Chrome OS 84 launched last week and came packed with way more features than we were expecting. With a handful of things we were expecting to ship with Chrome OS 85 showing up in 84, we’ve all been quite pleased with the new stuff available to try out and tinker with in this latest update. By far, however, my favorite new feature has to be the ability to utilize the Chrome OS overview mode the way you’d expect to with single and multi-monitor setups.
Prior to this update, overview mode was functional and helped users see all their open windows at once as expected. Other than viewing these open windows and selecting one to bring into focus, however, the feature didn’t really accomplish much else. With the ability to drag windows around in the tablet mode of Chrome OS for some time now, the clamshell version of overview mode felt limited and confining by comparison.

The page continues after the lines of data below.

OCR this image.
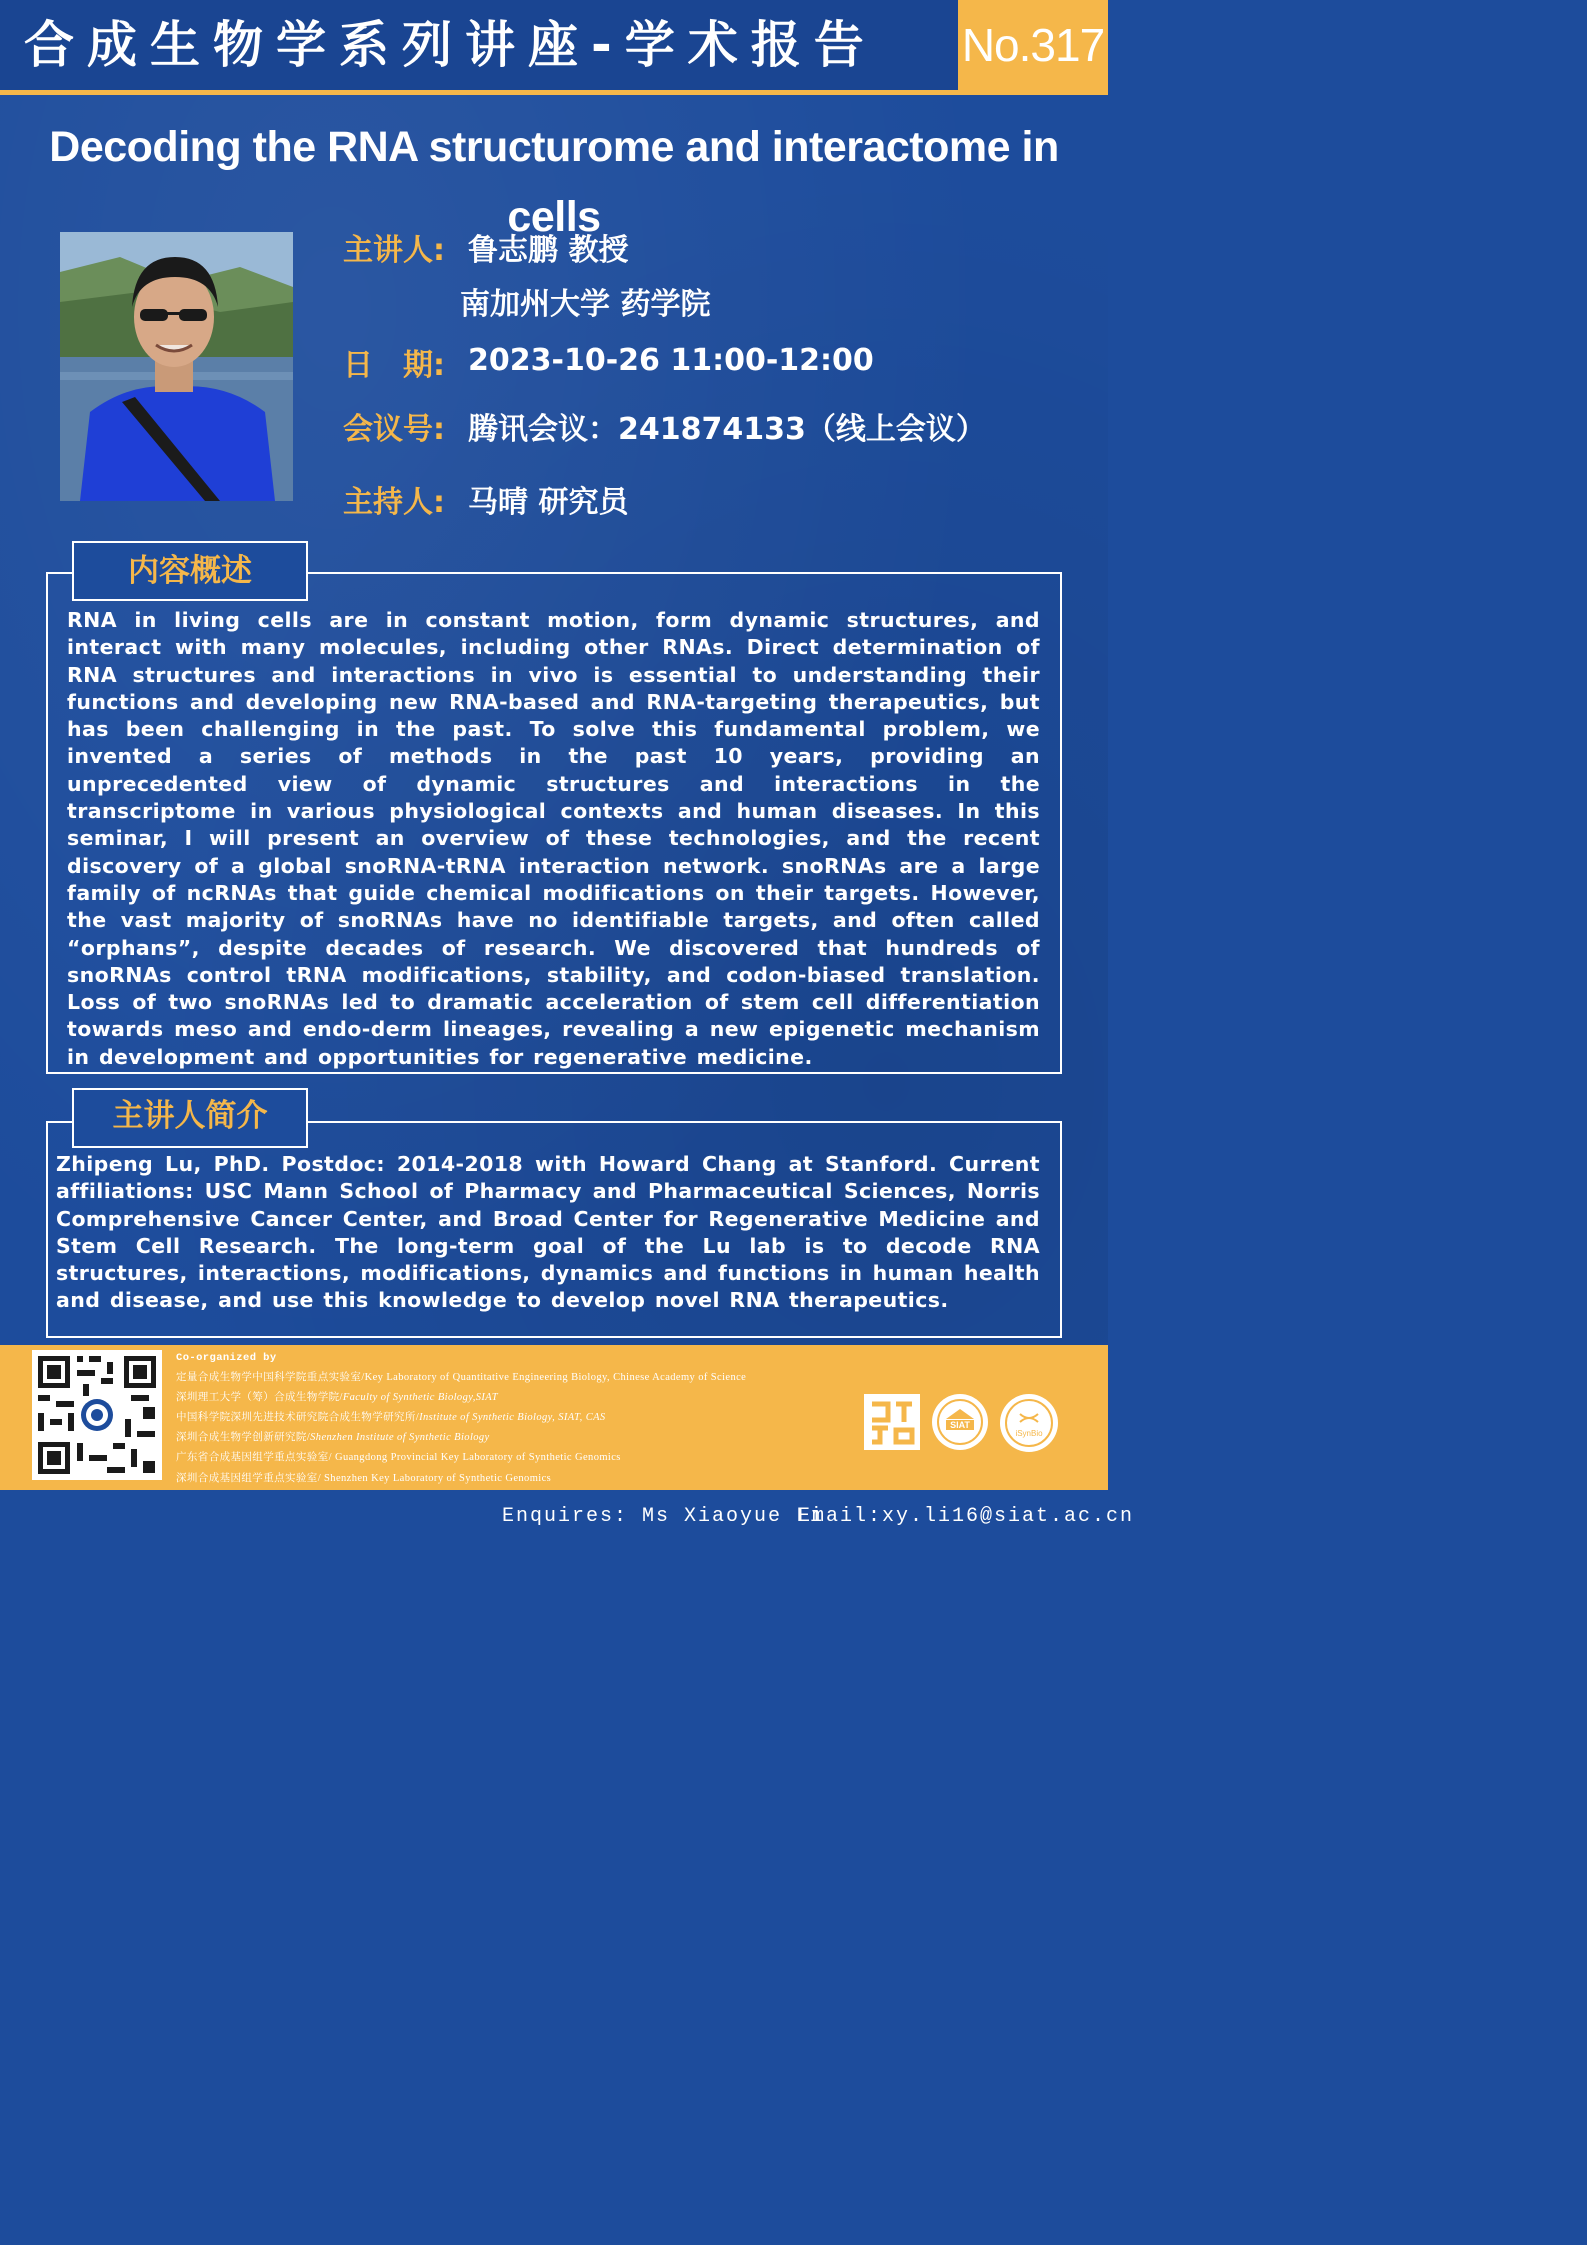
合成生物学系列讲座-学术报告	No.317
Decoding the RNA structurome and interactome in cells
主讲人: 鲁志鹏 教授
南加州大学 药学院
日　期: 2023-10-26 11:00-12:00
会议号: 腾讯会议：241874133（线上会议）
主持人: 马晴 研究员
内容概述
RNA in living cells are in constant motion, form dynamic structures, and interact with many molecules, including other RNAs. Direct determination of RNA structures and interactions in vivo is essential to understanding their functions and developing new RNA-based and RNA-targeting therapeutics, but has been challenging in the past. To solve this fundamental problem, we invented a series of methods in the past 10 years, providing an unprecedented view of dynamic structures and interactions in the transcriptome in various physiological contexts and human diseases. In this seminar, I will present an overview of these technologies, and the recent discovery of a global snoRNA-tRNA interaction network. snoRNAs are a large family of ncRNAs that guide chemical modifications on their targets. However, the vast majority of snoRNAs have no identifiable targets, and often called “orphans”, despite decades of research. We discovered that hundreds of snoRNAs control tRNA modifications, stability, and codon-biased translation. Loss of two snoRNAs led to dramatic acceleration of stem cell differentiation towards meso and endo-derm lineages, revealing a new epigenetic mechanism in development and opportunities for regenerative medicine.
主讲人简介
Zhipeng Lu, PhD. Postdoc: 2014-2018 with Howard Chang at Stanford. Current affiliations: USC Mann School of Pharmacy and Pharmaceutical Sciences, Norris Comprehensive Cancer Center, and Broad Center for Regenerative Medicine and Stem Cell Research. The long-term goal of the Lu lab is to decode RNA structures, interactions, modifications, dynamics and functions in human health and disease, and use this knowledge to develop novel RNA therapeutics.
Co-organized by
定量合成生物学中国科学院重点实验室/Key Laboratory of Quantitative Engineering Biology, Chinese Academy of Science
深圳理工大学（筹）合成生物学院/Faculty of Synthetic Biology,SIAT
中国科学院深圳先进技术研究院合成生物学研究所/Institute of Synthetic Biology, SIAT, CAS
深圳合成生物学创新研究院/Shenzhen Institute of Synthetic Biology
广东省合成基因组学重点实验室/ Guangdong Provincial Key Laboratory of Synthetic Genomics
深圳合成基因组学重点实验室/ Shenzhen Key Laboratory of Synthetic Genomics
SIAT
iSynBio
Enquires: Ms Xiaoyue Li
Email:xy.li16@siat.ac.cn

One of the bigger issues for me has always been the inability to simply pull windows from one display to another. Add virtual desks into this mix and getting an app from one screen on one desk to another screen on another desk was a bit convoluted to say the least. The latest update to Chrome OS 84 fixes all of this and gives users the experience they’d expect from an overview mode in every way possible.
Now, swiping 3 fingers up (or down depending on your trackpad setup) or hitting the overview key on your keyboard gives you a view that is flexible enough to work from without bouncing back and forth, in and out of overview mode just to rearrange your workspace. Instead, once you are in overview mode, you can simply grab any open window and drag it to any of your extended displays and to any of your other open virtual desks. There’s no need to jump between desks and or leave overview mode: you just grab the window and move it where you’d like it.
In addition to this, you can snap windows to the left or right side of the screen right from the overview mode as well. This has been a part of the tablet mode experience on Chrome OS for quite some time, so it is only natural that we get the option in clamshell mode as well. I don’t tend to snap windows that often, but it is nice to have the option when needed. Add this to the other shortcuts for snapping windows left or right and you get quite the assortment of window snapping abilities you expect in a modern OS.
As a person who has a particular setup in mind when I approach any Chromebook, I love the fact that I can now open all the things I’d like placed in my virtual desks across my two displays, jump to overview mode and then just drag everything into place. It’s a far more elegant solution to desktop organization than what we’ve had previously and it by far my favorite new addition to Chrome OS this time around.